6 oz Chicken Thigh (skinless)

1/2 cup Canned Chickpeas (drained)

1/2 cup Red Bell Pepper, sliced

1/2 cup Zucchini, sliced

1/4 piece Red Onion, sliced

1/2 cup Cherry Tomatoes

1 tsp Olive Oil

1 tsp Dried Oregano

1 tsp Dried Basil

Salt and Black Pepper to taste

PREPARATION

  • 1

    Preheat your oven to 400°F (200°C).

  • 2

    Pat the chicken thigh dry and season with salt, pepper, dried oregano, and dried basil.

  • 3

    Heat a small oven-safe skillet over medium-high heat and sear the chicken thigh for 2-3 minutes on each side until lightly browned.

  • 4

    In a bowl, combine chickpeas, red bell pepper, zucchini, red onion, and cherry tomatoes. Drizzle with olive oil, and season with a pinch of salt and pepper.
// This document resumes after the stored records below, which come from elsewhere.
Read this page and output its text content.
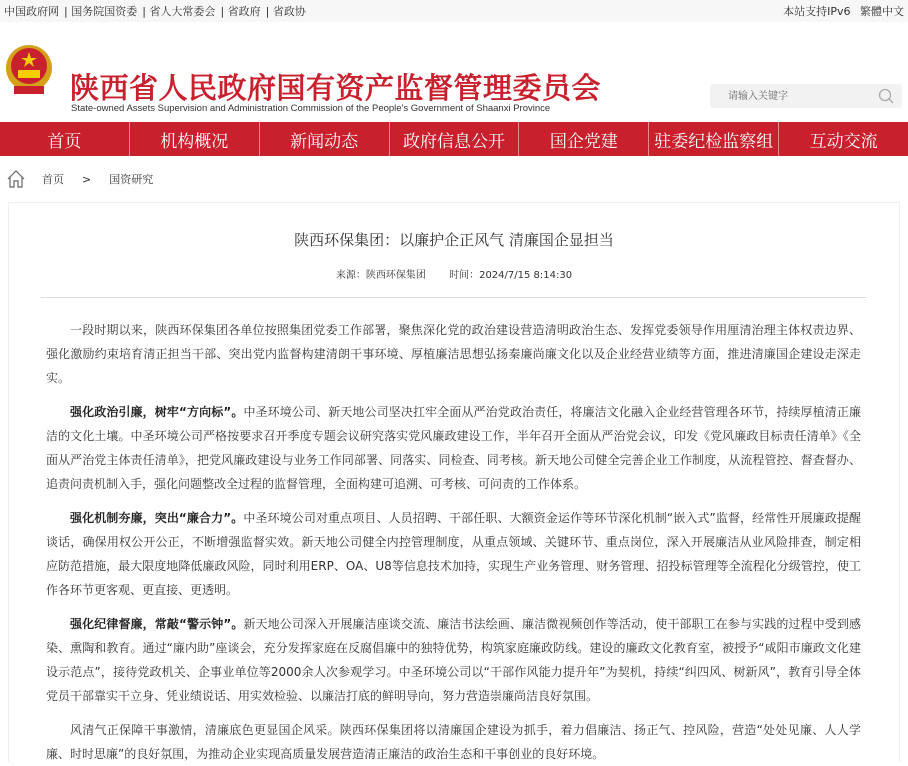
中国政府网 | 国务院国资委 | 省人大常委会 | 省政府 | 省政协	本站支持IPv6 繁體中文
陕西省人民政府国有资产监督管理委员会
State-owned Assets Supervision and Administration Commission of the People's Government of Shaanxi Province
请输入关键字
首页	机构概况	新闻动态	政府信息公开	国企党建	驻委纪检监察组	互动交流
首页 > 国资研究
陕西环保集团：以廉护企正风气 清廉国企显担当
来源：陕西环保集团 时间：2024/7/15 8:14:30

一段时期以来，陕西环保集团各单位按照集团党委工作部署，聚焦深化党的政治建设营造清明政治生态、发挥党委领导作用厘清治理主体权责边界、强化激励约束培育清正担当干部、突出党内监督构建清朗干事环境、厚植廉洁思想弘扬秦廉尚廉文化以及企业经营业绩等方面，推进清廉国企建设走深走实。

强化政治引廉，树牢“方向标”。中圣环境公司、新天地公司坚决扛牢全面从严治党政治责任，将廉洁文化融入企业经营管理各环节，持续厚植清正廉洁的文化土壤。中圣环境公司严格按要求召开季度专题会议研究落实党风廉政建设工作，半年召开全面从严治党会议，印发《党风廉政目标责任清单》《全面从严治党主体责任清单》，把党风廉政建设与业务工作同部署、同落实、同检查、同考核。新天地公司健全完善企业工作制度，从流程管控、督查督办、追责问责机制入手，强化问题整改全过程的监督管理，全面构建可追溯、可考核、可问责的工作体系。

强化机制夯廉，突出“廉合力”。中圣环境公司对重点项目、人员招聘、干部任职、大额资金运作等环节深化机制“嵌入式”监督，经常性开展廉政提醒谈话，确保用权公开公正，不断增强监督实效。新天地公司健全内控管理制度，从重点领域、关键环节、重点岗位，深入开展廉洁从业风险排查，制定相应防范措施，最大限度地降低廉政风险，同时利用ERP、OA、U8等信息技术加持，实现生产业务管理、财务管理、招投标管理等全流程化分级管控，使工作各环节更客观、更直接、更透明。

强化纪律督廉，常敲“警示钟”。新天地公司深入开展廉洁座谈交流、廉洁书法绘画、廉洁微视频创作等活动，使干部职工在参与实践的过程中受到感染、熏陶和教育。通过“廉内助”座谈会，充分发挥家庭在反腐倡廉中的独特优势，构筑家庭廉政防线。建设的廉政文化教育室，被授予“咸阳市廉政文化建设示范点”，接待党政机关、企事业单位等2000余人次参观学习。中圣环境公司以“干部作风能力提升年”为契机，持续“纠四风、树新风”，教育引导全体党员干部靠实干立身、凭业绩说话、用实效检验、以廉洁打底的鲜明导向，努力营造崇廉尚洁良好氛围。

风清气正保障干事激情，清廉底色更显国企风采。陕西环保集团将以清廉国企建设为抓手，着力倡廉洁、扬正气、控风险，营造“处处见廉、人人学廉、时时思廉”的良好氛围，为推动企业实现高质量发展营造清正廉洁的政治生态和干事创业的良好环境。
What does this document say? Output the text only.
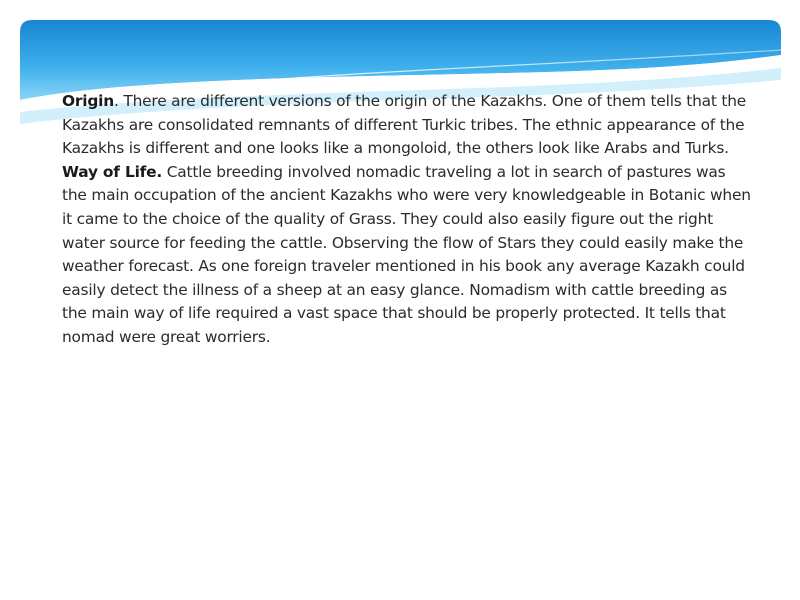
Origin. There are different versions of the origin of the Kazakhs. One of them tells that the Kazakhs are consolidated remnants of different Turkic tribes. The ethnic appearance of the Kazakhs is different and one looks like a mongoloid, the others look like Arabs and Turks.

Way of Life. Cattle breeding involved nomadic traveling a lot in search of pastures was the main occupation of the ancient Kazakhs who were very knowledgeable in Botanic when it came to the choice of the quality of Grass. They could also easily figure out the right water source for feeding the cattle. Observing the flow of Stars they could easily make the weather forecast. As one foreign traveler mentioned in his book any average Kazakh could easily detect the illness of a sheep at an easy glance. Nomadism with cattle breeding as the main way of life required a vast space that should be properly protected. It tells that nomad were great worriers.
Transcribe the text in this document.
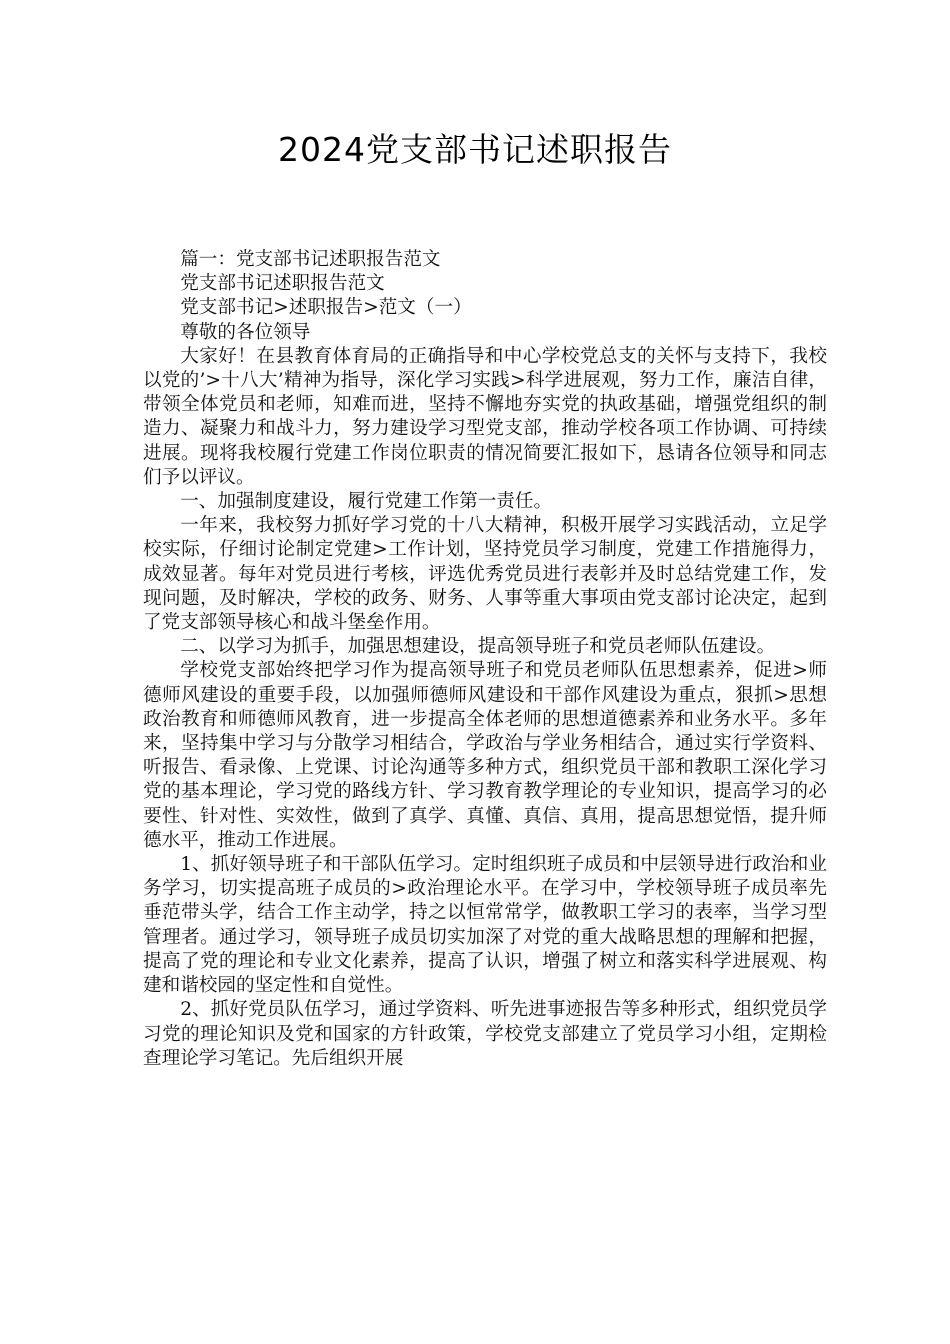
2024党支部书记述职报告

篇一：党支部书记述职报告范文

党支部书记述职报告范文

党支部书记>述职报告>范文（一）

尊敬的各位领导

大家好！在县教育体育局的正确指导和中心学校党总支的关怀与支持下，我校以党的’>十八大’精神为指导，深化学习实践>科学进展观，努力工作，廉洁自律，带领全体党员和老师，知难而进，坚持不懈地夯实党的执政基础，增强党组织的制造力、凝聚力和战斗力，努力建设学习型党支部，推动学校各项工作协调、可持续进展。现将我校履行党建工作岗位职责的情况简要汇报如下，恳请各位领导和同志们予以评议。

一、加强制度建设，履行党建工作第一责任。

一年来，我校努力抓好学习党的十八大精神，积极开展学习实践活动，立足学校实际，仔细讨论制定党建>工作计划，坚持党员学习制度，党建工作措施得力，成效显著。每年对党员进行考核，评选优秀党员进行表彰并及时总结党建工作，发现问题，及时解决，学校的政务、财务、人事等重大事项由党支部讨论决定，起到了党支部领导核心和战斗堡垒作用。

二、以学习为抓手，加强思想建设，提高领导班子和党员老师队伍建设。

学校党支部始终把学习作为提高领导班子和党员老师队伍思想素养，促进>师德师风建设的重要手段，以加强师德师风建设和干部作风建设为重点，狠抓>思想政治教育和师德师风教育，进一步提高全体老师的思想道德素养和业务水平。多年来，坚持集中学习与分散学习相结合，学政治与学业务相结合，通过实行学资料、听报告、看录像、上党课、讨论沟通等多种方式，组织党员干部和教职工深化学习党的基本理论，学习党的路线方针、学习教育教学理论的专业知识，提高学习的必要性、针对性、实效性，做到了真学、真懂、真信、真用，提高思想觉悟，提升师德水平，推动工作进展。

1、抓好领导班子和干部队伍学习。定时组织班子成员和中层领导进行政治和业务学习，切实提高班子成员的>政治理论水平。在学习中，学校领导班子成员率先垂范带头学，结合工作主动学，持之以恒常常学，做教职工学习的表率，当学习型管理者。通过学习，领导班子成员切实加深了对党的重大战略思想的理解和把握，提高了党的理论和专业文化素养，提高了认识，增强了树立和落实科学进展观、构建和谐校园的坚定性和自觉性。

2、抓好党员队伍学习，通过学资料、听先进事迹报告等多种形式，组织党员学习党的理论知识及党和国家的方针政策，学校党支部建立了党员学习小组，定期检查理论学习笔记。先后组织开展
Toss to coat evenly.

  • 5

    Transfer the vegetable mixture around the chicken in the skillet.

  • 6

    Roast in the preheated oven for 20-25 minutes or until the chicken is cooked through and the vegetables are tender.

  • 7

    Remove from the oven, let rest for a few minutes, then serve warm.